The number of people without work in Denmark fell slightly in October, with the total of 75,200 lower than September’s figure by 200.

Unemployment down in Denmark but analysts predict more without work

The data from Statistics Denmark therefore show a marginal decrease, which does not translate to a percentage drop in employment according to the agency.

That means 2.6 percent of Denmark’s workforce is still currently unemployed.

“The small drop in October is due to 300 fewer non-activated [not in return-to-work programmes, ed.] and 100 more activated jobseekers,” Statistics Denmark said.

Unemployment appears to still be trending downwards, which analyst Brian Friis Helmer of Arebejdernes Landsbank said was surprising.
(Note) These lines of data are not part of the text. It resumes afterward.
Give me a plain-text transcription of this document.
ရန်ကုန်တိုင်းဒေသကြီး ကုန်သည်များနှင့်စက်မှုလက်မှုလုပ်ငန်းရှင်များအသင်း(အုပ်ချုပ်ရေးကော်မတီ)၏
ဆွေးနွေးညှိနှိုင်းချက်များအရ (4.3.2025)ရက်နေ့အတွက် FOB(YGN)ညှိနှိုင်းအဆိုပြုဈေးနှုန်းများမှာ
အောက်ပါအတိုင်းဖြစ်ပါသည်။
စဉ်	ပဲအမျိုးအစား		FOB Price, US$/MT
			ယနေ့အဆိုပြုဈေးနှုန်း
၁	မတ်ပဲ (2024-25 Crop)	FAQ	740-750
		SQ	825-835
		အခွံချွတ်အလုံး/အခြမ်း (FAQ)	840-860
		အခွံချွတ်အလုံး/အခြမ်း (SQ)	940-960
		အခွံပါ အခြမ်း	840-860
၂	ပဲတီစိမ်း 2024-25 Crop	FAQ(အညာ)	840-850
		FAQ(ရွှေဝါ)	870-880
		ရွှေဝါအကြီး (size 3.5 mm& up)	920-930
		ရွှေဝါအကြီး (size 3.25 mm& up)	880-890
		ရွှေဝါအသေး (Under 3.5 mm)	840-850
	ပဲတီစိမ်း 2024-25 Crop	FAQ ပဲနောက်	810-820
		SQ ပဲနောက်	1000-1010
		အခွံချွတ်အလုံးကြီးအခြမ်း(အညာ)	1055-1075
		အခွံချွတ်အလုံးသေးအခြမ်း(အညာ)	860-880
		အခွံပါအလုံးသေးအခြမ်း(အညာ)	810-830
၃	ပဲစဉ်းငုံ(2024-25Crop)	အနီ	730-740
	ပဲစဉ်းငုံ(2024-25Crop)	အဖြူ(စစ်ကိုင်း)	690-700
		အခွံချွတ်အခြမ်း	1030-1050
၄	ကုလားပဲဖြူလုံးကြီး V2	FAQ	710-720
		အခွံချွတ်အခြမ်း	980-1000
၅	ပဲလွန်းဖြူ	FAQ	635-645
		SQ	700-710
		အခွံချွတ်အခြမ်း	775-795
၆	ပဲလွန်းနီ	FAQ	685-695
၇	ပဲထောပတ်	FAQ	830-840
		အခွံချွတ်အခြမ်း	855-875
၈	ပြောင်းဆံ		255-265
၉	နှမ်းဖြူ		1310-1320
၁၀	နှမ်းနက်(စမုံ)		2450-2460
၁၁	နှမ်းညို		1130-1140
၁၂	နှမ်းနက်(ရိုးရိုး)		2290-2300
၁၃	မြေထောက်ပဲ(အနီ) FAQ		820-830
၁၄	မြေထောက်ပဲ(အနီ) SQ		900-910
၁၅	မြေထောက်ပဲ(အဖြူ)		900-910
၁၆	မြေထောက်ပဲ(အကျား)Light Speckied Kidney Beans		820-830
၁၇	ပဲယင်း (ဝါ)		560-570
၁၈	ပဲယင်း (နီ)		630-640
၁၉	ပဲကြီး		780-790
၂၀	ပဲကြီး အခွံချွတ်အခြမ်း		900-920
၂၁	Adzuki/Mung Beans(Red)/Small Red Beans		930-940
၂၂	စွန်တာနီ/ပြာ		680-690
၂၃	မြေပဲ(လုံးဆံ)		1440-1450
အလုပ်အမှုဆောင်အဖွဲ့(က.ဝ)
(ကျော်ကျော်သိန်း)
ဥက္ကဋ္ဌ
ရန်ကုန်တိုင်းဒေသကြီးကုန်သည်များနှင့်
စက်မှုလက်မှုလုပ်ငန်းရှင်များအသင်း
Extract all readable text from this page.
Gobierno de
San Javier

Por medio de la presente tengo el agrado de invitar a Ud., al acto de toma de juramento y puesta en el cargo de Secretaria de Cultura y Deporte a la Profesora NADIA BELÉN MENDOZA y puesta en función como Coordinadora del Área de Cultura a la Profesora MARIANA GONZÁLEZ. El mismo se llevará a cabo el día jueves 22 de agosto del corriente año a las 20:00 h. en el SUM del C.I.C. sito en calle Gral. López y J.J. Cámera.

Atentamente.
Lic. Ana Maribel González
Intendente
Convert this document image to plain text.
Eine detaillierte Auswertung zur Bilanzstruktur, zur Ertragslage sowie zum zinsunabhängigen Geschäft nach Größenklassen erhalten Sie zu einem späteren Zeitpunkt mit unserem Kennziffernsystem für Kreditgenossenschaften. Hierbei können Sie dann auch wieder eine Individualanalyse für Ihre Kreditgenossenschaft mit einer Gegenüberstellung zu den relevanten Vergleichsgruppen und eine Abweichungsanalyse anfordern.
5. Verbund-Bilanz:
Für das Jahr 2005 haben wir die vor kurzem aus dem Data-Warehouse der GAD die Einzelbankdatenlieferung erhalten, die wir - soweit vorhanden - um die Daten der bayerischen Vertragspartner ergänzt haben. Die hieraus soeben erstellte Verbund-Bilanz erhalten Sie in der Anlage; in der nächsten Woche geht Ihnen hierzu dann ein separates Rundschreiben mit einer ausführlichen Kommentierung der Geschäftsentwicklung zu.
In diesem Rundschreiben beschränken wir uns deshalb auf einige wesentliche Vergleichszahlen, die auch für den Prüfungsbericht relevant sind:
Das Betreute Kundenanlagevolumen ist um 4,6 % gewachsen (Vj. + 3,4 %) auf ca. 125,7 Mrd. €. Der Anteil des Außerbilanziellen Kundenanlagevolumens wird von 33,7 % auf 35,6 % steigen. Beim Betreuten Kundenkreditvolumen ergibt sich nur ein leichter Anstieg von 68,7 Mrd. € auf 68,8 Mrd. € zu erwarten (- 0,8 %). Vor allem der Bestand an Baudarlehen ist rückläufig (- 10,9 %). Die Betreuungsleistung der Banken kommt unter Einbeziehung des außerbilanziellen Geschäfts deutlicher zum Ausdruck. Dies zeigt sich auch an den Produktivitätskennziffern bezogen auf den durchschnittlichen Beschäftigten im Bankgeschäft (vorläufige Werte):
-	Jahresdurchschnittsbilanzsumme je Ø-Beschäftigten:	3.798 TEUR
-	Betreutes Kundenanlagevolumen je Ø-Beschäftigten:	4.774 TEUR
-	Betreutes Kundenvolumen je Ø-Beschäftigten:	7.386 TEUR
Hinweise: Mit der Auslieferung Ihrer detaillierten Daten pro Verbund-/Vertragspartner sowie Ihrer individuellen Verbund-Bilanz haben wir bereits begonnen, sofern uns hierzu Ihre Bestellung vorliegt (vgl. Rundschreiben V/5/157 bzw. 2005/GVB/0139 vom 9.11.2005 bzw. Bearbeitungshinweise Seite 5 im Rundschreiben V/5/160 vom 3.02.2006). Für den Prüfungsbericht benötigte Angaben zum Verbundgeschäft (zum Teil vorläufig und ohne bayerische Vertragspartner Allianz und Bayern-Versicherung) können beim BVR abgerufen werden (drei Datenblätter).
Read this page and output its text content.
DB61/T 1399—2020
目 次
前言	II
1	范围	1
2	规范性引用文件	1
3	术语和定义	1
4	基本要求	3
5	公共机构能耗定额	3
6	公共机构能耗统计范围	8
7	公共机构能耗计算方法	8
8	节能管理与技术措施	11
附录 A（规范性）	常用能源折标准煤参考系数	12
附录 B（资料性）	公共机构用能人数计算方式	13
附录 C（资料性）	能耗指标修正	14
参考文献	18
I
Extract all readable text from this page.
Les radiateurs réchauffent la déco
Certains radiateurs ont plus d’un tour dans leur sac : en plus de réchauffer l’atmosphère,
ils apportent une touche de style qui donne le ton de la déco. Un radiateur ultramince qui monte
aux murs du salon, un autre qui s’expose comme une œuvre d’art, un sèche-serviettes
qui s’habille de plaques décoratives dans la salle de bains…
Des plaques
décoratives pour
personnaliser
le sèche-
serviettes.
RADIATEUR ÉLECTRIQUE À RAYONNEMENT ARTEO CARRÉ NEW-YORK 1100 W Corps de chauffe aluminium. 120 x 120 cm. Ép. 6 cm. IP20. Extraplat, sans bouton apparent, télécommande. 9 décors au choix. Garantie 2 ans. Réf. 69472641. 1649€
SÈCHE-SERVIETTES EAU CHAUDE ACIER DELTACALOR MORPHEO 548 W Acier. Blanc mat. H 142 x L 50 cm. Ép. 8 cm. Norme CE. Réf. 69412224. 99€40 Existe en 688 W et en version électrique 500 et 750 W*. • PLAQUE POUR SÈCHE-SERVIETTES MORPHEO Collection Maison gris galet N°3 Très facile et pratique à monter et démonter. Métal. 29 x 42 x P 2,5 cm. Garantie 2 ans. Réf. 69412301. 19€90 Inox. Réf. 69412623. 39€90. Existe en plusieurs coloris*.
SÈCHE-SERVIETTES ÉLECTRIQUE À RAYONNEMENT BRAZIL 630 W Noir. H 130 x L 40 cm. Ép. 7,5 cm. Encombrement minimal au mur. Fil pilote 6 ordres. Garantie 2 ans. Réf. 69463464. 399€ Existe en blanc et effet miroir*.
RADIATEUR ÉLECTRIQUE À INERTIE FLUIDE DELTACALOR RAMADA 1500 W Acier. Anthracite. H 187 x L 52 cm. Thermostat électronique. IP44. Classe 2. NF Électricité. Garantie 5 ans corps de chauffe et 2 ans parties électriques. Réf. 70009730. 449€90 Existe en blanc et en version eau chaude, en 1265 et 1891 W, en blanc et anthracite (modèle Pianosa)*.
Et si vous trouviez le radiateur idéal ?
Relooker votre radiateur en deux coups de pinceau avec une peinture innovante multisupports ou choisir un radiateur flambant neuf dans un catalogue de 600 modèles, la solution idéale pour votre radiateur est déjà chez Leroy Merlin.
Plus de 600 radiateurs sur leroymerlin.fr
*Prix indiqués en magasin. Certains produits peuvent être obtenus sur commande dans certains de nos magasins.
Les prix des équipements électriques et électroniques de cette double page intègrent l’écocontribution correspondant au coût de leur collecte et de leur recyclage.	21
“We have an economy that actually looks good but we have sky-high inflation and dreary economic forecasts. So it’s surprising that both unemployment and employment still seem to be withstanding this headwind,” he said.

But it is a matter of time before unemployment begins to creep upwards, according to senior economist Tore Stramer of the Danish Chamber of Commerce (Dansk Erhverv).

“The more forward-looking key metrics for the labour market have unfortunately begun to wobble considerably in recent months,” Stramer said.

“The number of available job notices has fallen by around 22 percent since February and the number of redundancy notices has meanwhile increased to the highest level since the coronavirus crisis in 2020,” he said in a written comment to news wire Ritzau.

The economist said he expects unemployment to go up by between 25,000 and 50,000 by the end of 2023.

An additional 20,000 people could lose their jobs in 2024, he said.

The construction and hospitality sectors could be amongst the most vulnerable,” he said.

Another analyst, Sydbank senior economist Søren Kristensen, also told Ritzau he believes unemployment will go up but said a slight cooling down of the labour market might be beneficial. Denmark is currently experiencing a labour shortage in several sectors.

“But we are concerned this might be a case of more than just a cooling-off,” he said.

“We expect a fall in employment figures of more than 60,000 persons during the course of 2023. They won’t all show up as being unemployed persons but we could easily end up in a situation where interest and inflation combine to catapult the number of unemployed people to over 100,000,” he said.